The Politics of the Syngenta Deal

By | November 2, 2016

Will Chem China Get its Money?

We’ve been doing some work recently on the proposed Chem China acquisition of Syngenta. The documents submitted so far are woefully inadequate, forcing investors to rely on press reports from Caixin Magazine in Beijing. That has left many investors scratching their heads figuring out if the financing is solid. As they note, “ChemChina intends to finance the Offers with funds borrowed through credit facilities entered into with HSBC Bank plc, as facility agent, and China Citic Bank Corporation Limited, respectively. “ More important, the offer is not subject to last minute “financing conditions.”

The phrase that is most striking in the press reports is “underscoring the government’s lack of enthusiasm is the fact that none of the four largest state-owned banks has joined” the lenders.

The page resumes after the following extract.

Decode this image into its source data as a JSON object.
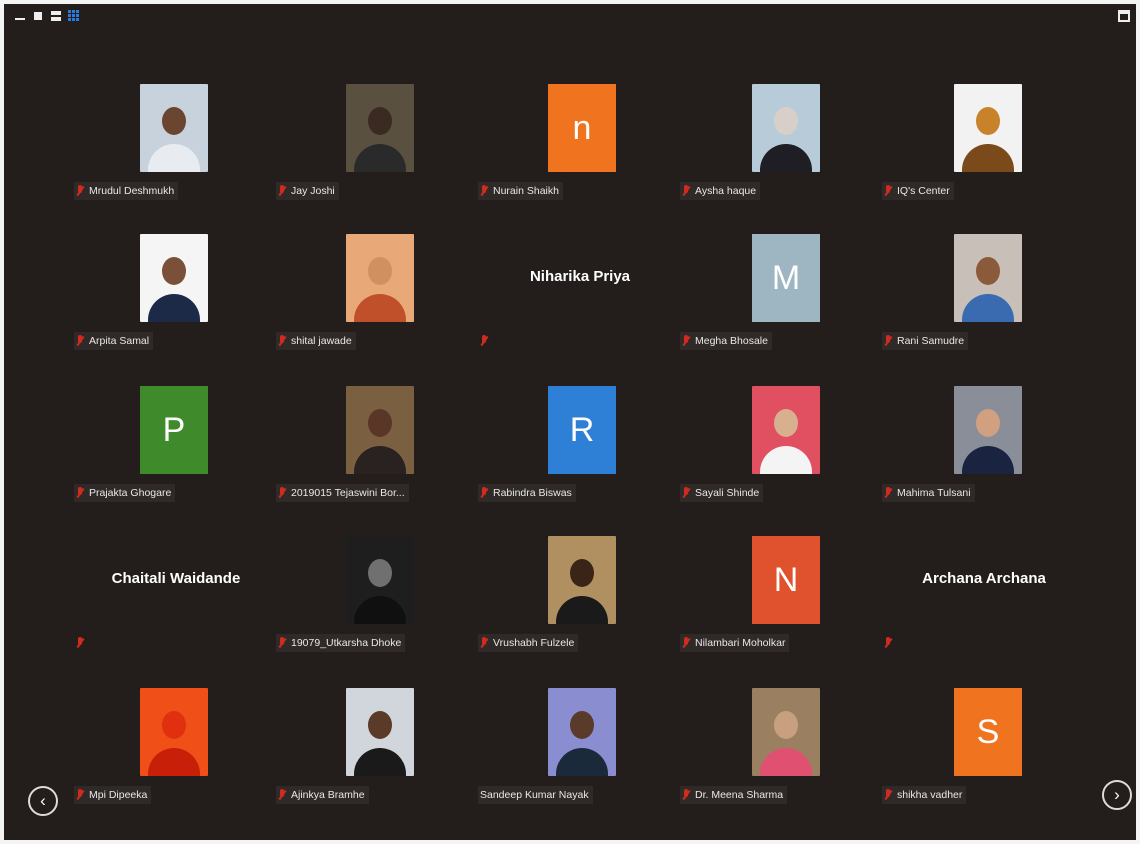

Caixin, an independent magazine in Beijing, is generally quite reliable (admittedly I am biased as my daughter worked there two years ago). But they are short-staffed and don’t always cover business thoroughly. And sometimes they are motivated by their political backers who reach into the highest levels of government (I can’t say in print who they are…) . Are they reliable here? My gut tells me no – but it doesn’t mean the magazine is correct in assuming that there is no support for the deal. Let me explain.

It is true that a large loan commitment from the state banks generally would be a sign of approval from higher channels, primarily the State Council that pulls the strings on the more sensitive, and expensive, decisions. However, I also know from recent meetings with bankers in Beijing in October that there is increasing reluctance among the state banks to lend to state-owned corporations, even large ones. The banks have been used as a channel for many of China’s investment plans, and they are getting concerned that they will be forced to absorb losses from defaulting state firms – which the banks would prefer to push them back to the central bank, the Ministry of Finance, or local governments. Some banks even have an informal quota for loans to key sectors such as rail because of excessive investment abroad by China Rail and other state firms. So lack of support from these banks per se doesn’t indicate lack of political support generally.

My estimation, after carefully reading the documents, is that there is tacit permission from the leadership for the deal – but no one will commit unless it is confirmed. It’s too risky to attach one’s name to a transaction of such size, global importance, and cost, that could fail. What seems clear is that, having completed 100 acquisitions, Chem China Chairman Ren Jiang is known as a guy who can get deals done. But he’s also known as a person who often stretches his connections and financing to the limit.

Can he complete the financing for the Syngenta transaction? The center of the financing is China Citic Bank in Beijing. China Citic Bank has signed an undertaking for the majority of the financing, around $30 billion, with plans to offload at least $15 billion to others. But there are some red flags here. First, Citic’s own balance sheet is becoming riskier. Property investment jumped to 27.4% of corporate loans in 1H 2016 from 24.2% in 1H 2015. This is a sector that is on shaky ground due to an exploding property bubble. Elsewhere, although interbank placements fell a marginal 4.7% YoY, the short-term portion (under one month) jumped 27.6%, suggesting growing nervousness in the interbank market.

The biggest issue is how and if Citic offloads the $15 billion into the private sector through the shadow banking market. They would do this by selling pieces of the loan to private investors in the form of China’s famous “Wealth Management Products” (WMPs). These are….well…more or less anything the buyer will accept. Citic could bundle them with other products, or sell them directly as part of the Chem China deal. They are supposed to be transparent but the banks have been skirting these rules.

What would a batch of WMPs mean for the deal?

  1. First, there would be a lot of interested parties holding pieces of Chem China in the form of a non-fungible equity investments. Exiting may not be easy for them and they may become a political force with unknown consequences.
  1. Second, Citic would have to offer a relatively high interest rate to convince buyers to acquire these WMPs, putting pressure on Citic’s balance sheet, and in turn, on the Syngenta deal itself.
  1. Third, at this stage it looks like these investments would be channeled through six SPVs that are being established offshore. It’s doubtful Citic could raise this capital offshore from the private market. There’s little appetite for dubious WMPs among offshore investors. There is the possibility of institutional investors coming in but it seems more likely they would buy shares in Syngenta directly. If this capital is sourced from Chinese investors on the mainland, how would they get the capital offshore? Citic would not be able to convince the PBOC/SAFE to allow this much money to move into a speculative offshore investment, particularly since SAFE is clamping down on all international transactions. It would be up to the individual investors to arrange the currency conversion – possible but increasingly difficult.

We still think the transaction will be financed and approved. But there are complications that have to be conquered before completion.